Kearns and Sons RS Aesthetics

County Attorney proposes restructuring of office


By Michael Howell

County Attorney Bill Fulbright’s budget proposal for FY 2014 includes a major restructuring of the office that he claims will “net significant savings in general fund expenditures,” reducing them by more than $47,000. Fulbright told the commissioners in his proposal that there are five inter-dependent changes necessary to make his office more efficient, better serve the citizens and save the County money.

The five-part plan calls for eliminating contractual services for Child and Family Services (CFS) cases; adding child protection prosecution to the office; revising attorney compensation; strengthening the support staff by hiring four paralegals and one receptionist; and establishing Supervisory Attorney positions.

He states in his proposal that it will shift the workload and responsibilities for prosecuting CFS cases to the County Attorney’s Office, and not renew the outside contract for those services. He said that contract has averaged about $76,500 per year. In addition, he is proposing that the County not contract out for legal services to conduct labor negotiations with the four bargaining units. That contract has ranged from $8,000 to $10,000 per year.

Fulbright proposes to fill the vacant attorney position in the office with one who will prosecute CFS and criminal cases.

“While this position has been vacated by an experienced attorney at the high end of the pay scale, I am willing to fill the position with an inexperienced attorney at the lower end of the scale, and take on the training and mentoring necessary with a new prosecutor,” wrote Fulbright in his proposal. He said the cost of the position would be offset in part by federal funding through Title 4-E of the Social Security Act.

Fulbright notes that taking on CFS responsibilities also requires some trained staff. He calculates that four new paralegals and a receptionist are needed.

“It has become apparent that I cannot micro-manage all aspects of the legal work and office personnel within the RCAO,” wrote Fulbright. “To continue to do so is neither efficient nor productive for the RCAO’s work and personnel, nor Ravalli County.”

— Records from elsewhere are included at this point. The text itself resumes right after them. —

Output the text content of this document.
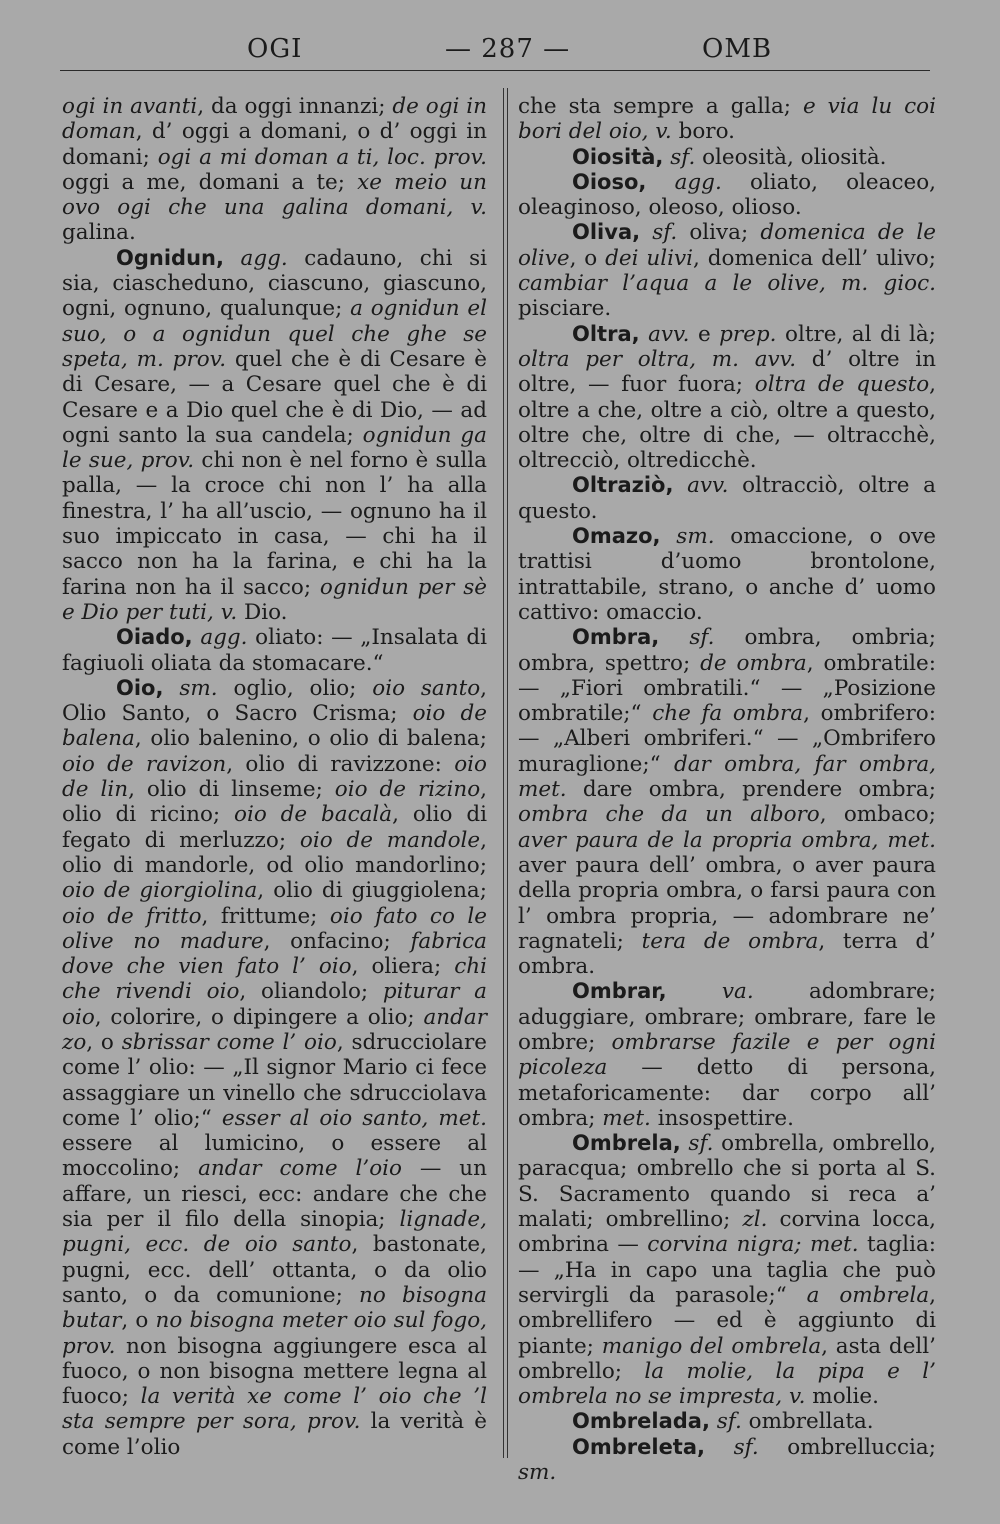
OGI	— 287 —	OMB

ogi in avanti, da oggi innanzi; de ogi in doman, d’ oggi a domani, o d’ oggi in domani; ogi a mi doman a ti, loc. prov. oggi a me, domani a te; xe meio un ovo ogi che una galina domani, v. galina.

Ognidun, agg. cadauno, chi si sia, ciascheduno, ciascuno, giascuno, ogni, ognuno, qualunque; a ognidun el suo, o a ognidun quel che ghe se speta, m. prov. quel che è di Cesare è di Cesare, — a Cesare quel che è di Cesare e a Dio quel che è di Dio, — ad ogni santo la sua candela; ognidun ga le sue, prov. chi non è nel forno è sulla palla, — la croce chi non l’ ha alla finestra, l’ ha all’uscio, — ognuno ha il suo impiccato in casa, — chi ha il sacco non ha la farina, e chi ha la farina non ha il sacco; ognidun per sè e Dio per tuti, v. Dio.

Oiado, agg. oliato: — „Insalata di fagiuoli oliata da stomacare.“

Oio, sm. oglio, olio; oio santo, Olio Santo, o Sacro Crisma; oio de balena, olio balenino, o olio di balena; oio de ravizon, olio di ravizzone: oio de lin, olio di linseme; oio de rizino, olio di ricino; oio de bacalà, olio di fegato di merluzzo; oio de mandole, olio di mandorle, od olio mandorlino; oio de giorgiolina, olio di giuggiolena; oio de fritto, frittume; oio fato co le olive no madure, onfacino; fabrica dove che vien fato l’ oio, oliera; chi che rivendi oio, oliandolo; piturar a oio, colorire, o dipingere a olio; andar zo, o sbrissar come l’ oio, sdrucciolare come l’ olio: — „Il signor Mario ci fece assaggiare un vinello che sdrucciolava come l’ olio;“ esser al oio santo, met. essere al lumicino, o essere al moccolino; andar come l’oio — un affare, un riesci, ecc: andare che che sia per il filo della sinopia; lignade, pugni, ecc. de oio santo, bastonate, pugni, ecc. dell’ ottanta, o da olio santo, o da comunione; no bisogna butar, o no bisogna meter oio sul fogo, prov. non bisogna aggiungere esca al fuoco, o non bisogna mettere legna al fuoco; la verità xe come l’ oio che ’l sta sempre per sora, prov. la verità è come l’olio

che sta sempre a galla; e via lu coi bori del oio, v. boro.

Oiosità, sf. oleosità, oliosità.

Oioso, agg. oliato, oleaceo, oleaginoso, oleoso, olioso.

Oliva, sf. oliva; domenica de le olive, o dei ulivi, domenica dell’ ulivo; cambiar l’aqua a le olive, m. gioc. pisciare.

Oltra, avv. e prep. oltre, al di là; oltra per oltra, m. avv. d’ oltre in oltre, — fuor fuora; oltra de questo, oltre a che, oltre a ciò, oltre a questo, oltre che, oltre di che, — oltracchè, oltrecciò, oltredicchè.

Oltraziò, avv. oltracciò, oltre a questo.

Omazo, sm. omaccione, o ove trattisi d’uomo brontolone, intrattabile, strano, o anche d’ uomo cattivo: omaccio.

Ombra, sf. ombra, ombria; ombra, spettro; de ombra, ombratile: — „Fiori ombratili.“ — „Posizione ombratile;“ che fa ombra, ombrifero: — „Alberi ombriferi.“ — „Ombrifero muraglione;“ dar ombra, far ombra, met. dare ombra, prendere ombra; ombra che da un alboro, ombaco; aver paura de la propria ombra, met. aver paura dell’ ombra, o aver paura della propria ombra, o farsi paura con l’ ombra propria, — adombrare ne’ ragnateli; tera de ombra, terra d’ ombra.

Ombrar,	va. adombrare; aduggiare, ombrare; ombrare, fare le ombre; ombrarse fazile e per ogni picoleza — detto di persona, metaforicamente: dar corpo all’ ombra; met. insospettire.

Ombrela, sf. ombrella, ombrello, paracqua; ombrello che si porta al S. S. Sacramento quando si reca a’ malati; ombrellino; zl. corvina locca, ombrina — corvina nigra; met. taglia: — „Ha in capo una taglia che può servirgli da parasole;“ a ombrela, ombrellifero — ed è aggiunto di piante; manigo del ombrela, asta dell’ ombrello; la molie, la pipa e l’ ombrela no se impresta, v. molie.

Ombrelada, sf. ombrellata.

Ombreleta, sf. ombrelluccia; sm.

As a result, he says, he has created two supervisory positions. Each is created by a separate, extra job description, with a separate action form, so that supervisory duties and stipend are separate from the particular attorney’s other position and responsibilities. In the event that the particular attorney no longer serves in a supervisory capacity, then there is a clear demarcation of what responsibilities and stipend are attributed to the additional supervisory position.

There will be two supervisory positions, a Lead Civil Attorney who will directly supervise civil litigation, and a Staff Supervisor who will directly supervise all non-attorney staff. Both positions are directly accountable to the County Attorney.